Referring to fig. 4, the XYR flexible compensator 100 of the present invention further includes a holder 10, the holder 10 is disposed in the accommodating cavity, the holder 10 is sleeved on the periphery of the compensation block 3, and the holder 10 blocks the compensation block 3 from moving up and down. Specifically, the compensation block 3 includes a stop ring 32 and a compensation body 31, and the stop ring 32 is formed by extending an outer side wall of the compensation body 31 outwards. The retainer 10 includes an upper limit ring 101 and a lower limit ring 102 opposite to the upper limit ring 101, the compensation body 31 is disposed in the upper limit ring 101 and the lower limit ring 102, the upper limit ring 101 is closely attached to the top surface of the stop ring 32, and the lower limit ring 102 is closely attached to the bottom surface of the stop ring 32. The compensating block 3 is prevented from moving in the up-down direction by the holder 10. Specifically, the outer sidewall of the compensation body 31 and the inner sidewall of the upper limit ring 101 have a distance 103 therebetween, and the compensation body 31 is radially movable within the range of the distance 103. Because the compensation block 3 is connected with the flange 4, when the flange 4 is acted by external force, the flange 4 drives the compensation block 3 to move.

Referring to fig. 4, an upper stopping shoulder 8 for stopping the aligning piston 2 from moving upwards is protruded downwards from the top of the accommodating cavity, and when the aligning piston 2 is stopped by the upper stopping shoulder 8, the aligning piston 2 is at the first position, and a gap is formed between the aligning piston 2 and the top wall of the accommodating cavity. By means of the upper abutment shoulder 8, the top of the aligning piston 2 does not abut against the top wall of the receiving chamber, so that a gap is formed between the aligning piston 2 and the top wall of the receiving chamber, thereby forming the vent channel 5.

Referring to fig. 4, the sidewall of the receiving cavity extends inward to form a lower stop shoulder 9 for stopping the return piston from moving downward, and the return piston 2 is located at the second position when abutting against the lower stop shoulder 9. Specifically, in the present embodiment, the lower stopping shoulder 9 and the housing 1 are a split structure, but in other embodiments, the lower stopping shoulder 9 and the housing 1 are an integral structure, and thus the invention is not limited thereto. The lower resisting shoulder 9 is sleeved on the aligning piston 2. Specifically, in the present embodiment, the aligning piston 2 includes a main body portion 21 and a limiting portion 22 disposed on the periphery of the main body portion 21, the main body portion 21 penetrates the lower abutting shoulder 9, and the limiting portion 22 is located above the lower abutting shoulder 9. It can be understood that the outer side wall of the main body part 21 is in clearance fit with the inner side wall of the lower abutment shoulder 9, and the main body part 21 can only move in the up-down direction but not in the radial direction under the action of the lower abutment shoulder 9. For example, the lower abutment shoulder 9 is an annular block-like structure.

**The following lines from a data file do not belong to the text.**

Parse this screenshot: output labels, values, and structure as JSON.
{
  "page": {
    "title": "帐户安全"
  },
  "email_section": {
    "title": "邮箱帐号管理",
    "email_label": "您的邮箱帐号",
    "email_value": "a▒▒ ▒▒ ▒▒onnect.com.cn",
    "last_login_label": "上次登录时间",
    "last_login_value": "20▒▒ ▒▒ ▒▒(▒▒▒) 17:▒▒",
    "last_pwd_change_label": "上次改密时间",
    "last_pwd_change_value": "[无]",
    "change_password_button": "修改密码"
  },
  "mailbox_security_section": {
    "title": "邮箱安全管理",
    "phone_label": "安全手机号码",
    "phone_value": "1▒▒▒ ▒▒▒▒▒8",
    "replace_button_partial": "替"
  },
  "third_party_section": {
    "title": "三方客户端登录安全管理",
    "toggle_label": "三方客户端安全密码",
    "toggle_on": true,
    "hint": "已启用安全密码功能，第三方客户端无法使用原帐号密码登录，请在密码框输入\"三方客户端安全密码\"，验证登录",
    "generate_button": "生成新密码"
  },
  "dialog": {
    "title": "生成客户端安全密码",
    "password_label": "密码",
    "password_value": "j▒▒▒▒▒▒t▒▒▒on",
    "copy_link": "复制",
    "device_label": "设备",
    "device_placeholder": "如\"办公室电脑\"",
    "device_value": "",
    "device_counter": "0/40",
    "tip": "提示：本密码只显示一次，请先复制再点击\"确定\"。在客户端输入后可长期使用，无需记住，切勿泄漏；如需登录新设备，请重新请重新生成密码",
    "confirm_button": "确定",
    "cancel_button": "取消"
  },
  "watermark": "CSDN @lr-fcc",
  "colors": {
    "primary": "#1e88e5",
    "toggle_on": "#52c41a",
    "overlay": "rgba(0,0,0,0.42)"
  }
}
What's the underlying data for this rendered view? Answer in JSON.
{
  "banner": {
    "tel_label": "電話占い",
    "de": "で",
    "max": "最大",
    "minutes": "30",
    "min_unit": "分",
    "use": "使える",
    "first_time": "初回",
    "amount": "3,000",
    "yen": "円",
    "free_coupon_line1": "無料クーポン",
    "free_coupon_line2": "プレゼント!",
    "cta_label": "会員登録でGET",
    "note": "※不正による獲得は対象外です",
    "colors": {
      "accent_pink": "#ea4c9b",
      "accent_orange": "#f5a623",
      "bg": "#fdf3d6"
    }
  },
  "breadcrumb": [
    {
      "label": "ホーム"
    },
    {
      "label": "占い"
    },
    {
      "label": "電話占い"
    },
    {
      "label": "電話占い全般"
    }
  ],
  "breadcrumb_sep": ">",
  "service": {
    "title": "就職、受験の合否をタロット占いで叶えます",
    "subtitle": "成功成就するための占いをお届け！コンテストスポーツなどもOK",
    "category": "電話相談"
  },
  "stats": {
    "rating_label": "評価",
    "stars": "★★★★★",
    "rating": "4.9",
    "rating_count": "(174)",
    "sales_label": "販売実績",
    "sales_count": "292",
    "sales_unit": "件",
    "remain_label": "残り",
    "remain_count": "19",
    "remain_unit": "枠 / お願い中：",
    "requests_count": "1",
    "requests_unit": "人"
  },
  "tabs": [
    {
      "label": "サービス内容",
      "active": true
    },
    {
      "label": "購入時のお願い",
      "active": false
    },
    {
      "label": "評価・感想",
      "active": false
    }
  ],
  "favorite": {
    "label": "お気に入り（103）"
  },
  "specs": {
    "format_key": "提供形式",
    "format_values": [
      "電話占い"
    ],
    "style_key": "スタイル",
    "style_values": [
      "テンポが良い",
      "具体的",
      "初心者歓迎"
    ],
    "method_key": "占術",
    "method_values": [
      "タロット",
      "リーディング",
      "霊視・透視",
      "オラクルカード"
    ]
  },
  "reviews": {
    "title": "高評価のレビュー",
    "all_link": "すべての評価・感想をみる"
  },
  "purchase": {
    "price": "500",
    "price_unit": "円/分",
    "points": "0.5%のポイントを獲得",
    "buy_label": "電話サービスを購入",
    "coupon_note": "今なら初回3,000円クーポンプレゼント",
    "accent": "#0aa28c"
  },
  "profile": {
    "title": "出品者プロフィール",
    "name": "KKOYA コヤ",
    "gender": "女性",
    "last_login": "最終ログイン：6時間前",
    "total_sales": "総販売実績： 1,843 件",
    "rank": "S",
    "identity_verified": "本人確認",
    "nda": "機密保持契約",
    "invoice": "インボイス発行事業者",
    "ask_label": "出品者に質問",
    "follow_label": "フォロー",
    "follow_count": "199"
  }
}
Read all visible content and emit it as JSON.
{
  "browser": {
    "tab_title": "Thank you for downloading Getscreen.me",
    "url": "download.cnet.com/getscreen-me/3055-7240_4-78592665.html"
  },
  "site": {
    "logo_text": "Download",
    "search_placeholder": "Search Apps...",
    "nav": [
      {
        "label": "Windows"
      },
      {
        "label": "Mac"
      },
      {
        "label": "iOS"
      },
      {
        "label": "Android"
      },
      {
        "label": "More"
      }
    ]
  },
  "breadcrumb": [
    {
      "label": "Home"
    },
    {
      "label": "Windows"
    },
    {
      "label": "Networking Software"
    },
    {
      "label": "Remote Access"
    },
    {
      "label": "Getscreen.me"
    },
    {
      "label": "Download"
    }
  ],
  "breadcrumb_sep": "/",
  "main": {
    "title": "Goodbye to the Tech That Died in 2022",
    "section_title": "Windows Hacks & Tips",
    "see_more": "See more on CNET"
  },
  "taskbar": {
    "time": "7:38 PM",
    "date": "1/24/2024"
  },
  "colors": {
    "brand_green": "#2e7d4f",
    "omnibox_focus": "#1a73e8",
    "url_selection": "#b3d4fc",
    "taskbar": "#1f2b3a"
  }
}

Referring to fig. 4 to 6, the lower surface of the aligning piston 2 is provided with a cross-shaped recess 211, and the upper surface of the compensating block 3 is provided with a protrusion 311 matching with the recess 211. It can be understood that the protrusion 311 has a cross-shaped structure, and the protrusion 311 is disposed on the compensation body 31. Preferably, in the present embodiment, the protrusions 311 are disposed at the intersections in a breaking manner, so that the number of the protrusions 311 is four. With this arrangement, the aligning piston 2 is more flexibly engaged with the boss 311. The groove wall 2111 of the groove 211 is inclined, and the outer side wall of the protrusion 311 is inclined. By virtue of the slope of the groove wall 2111 of the groove 211 and the outer side wall 3111 of the protrusion 311, when the aligning piston 2 moves downwards, the protrusion 311 is forced to rotate back to be aligned under the action of the slope, so that the protrusion 311 and the groove 211 are in recessed fit with each other.

Referring to fig. 5 and 6, each protrusion 311 has a triangular cross section, and two opposite walls 2111 of the groove 211 are inclined from top to bottom along a center line. Of course, in other embodiments, the cross section of each protrusion 311 may be a trapezoid, so the disclosure is not limited thereto.

Referring to fig. 4, a first annular groove is recessed upward on the bottom surface of the housing 1, a second annular groove is recessed downward on the top surface of the flange 4, and the first annular groove and the second annular groove are arranged opposite to each other in the vertical direction. For example, a first magnetic structure 13 is disposed in the first annular groove, and a second magnetic structure 14 that is attracted to the first magnetic structure 13 is disposed in the second annular groove. Of course, in other embodiments, the first annular groove has a magnetic structure built therein and the second annular groove has a metal structure built therein. The flange 4 and the housing 1 are connected by the first magnetic structure 13 and the second magnetic structure 14 which are mutually attracted, so that the flange 4 and the housing 1 have mutually attracted force, and after the flange 4 is subjected to external acting force, the flange 4 is reset by magnetic attraction after the action disappears, so that the flange 4 and the housing 1 are kept in a relative central position. Preferably, after the centering piston 2 is centered on the position of the compensating block 3, the centered position can be maintained by the magnetic attraction between the flange 4 and the housing 1.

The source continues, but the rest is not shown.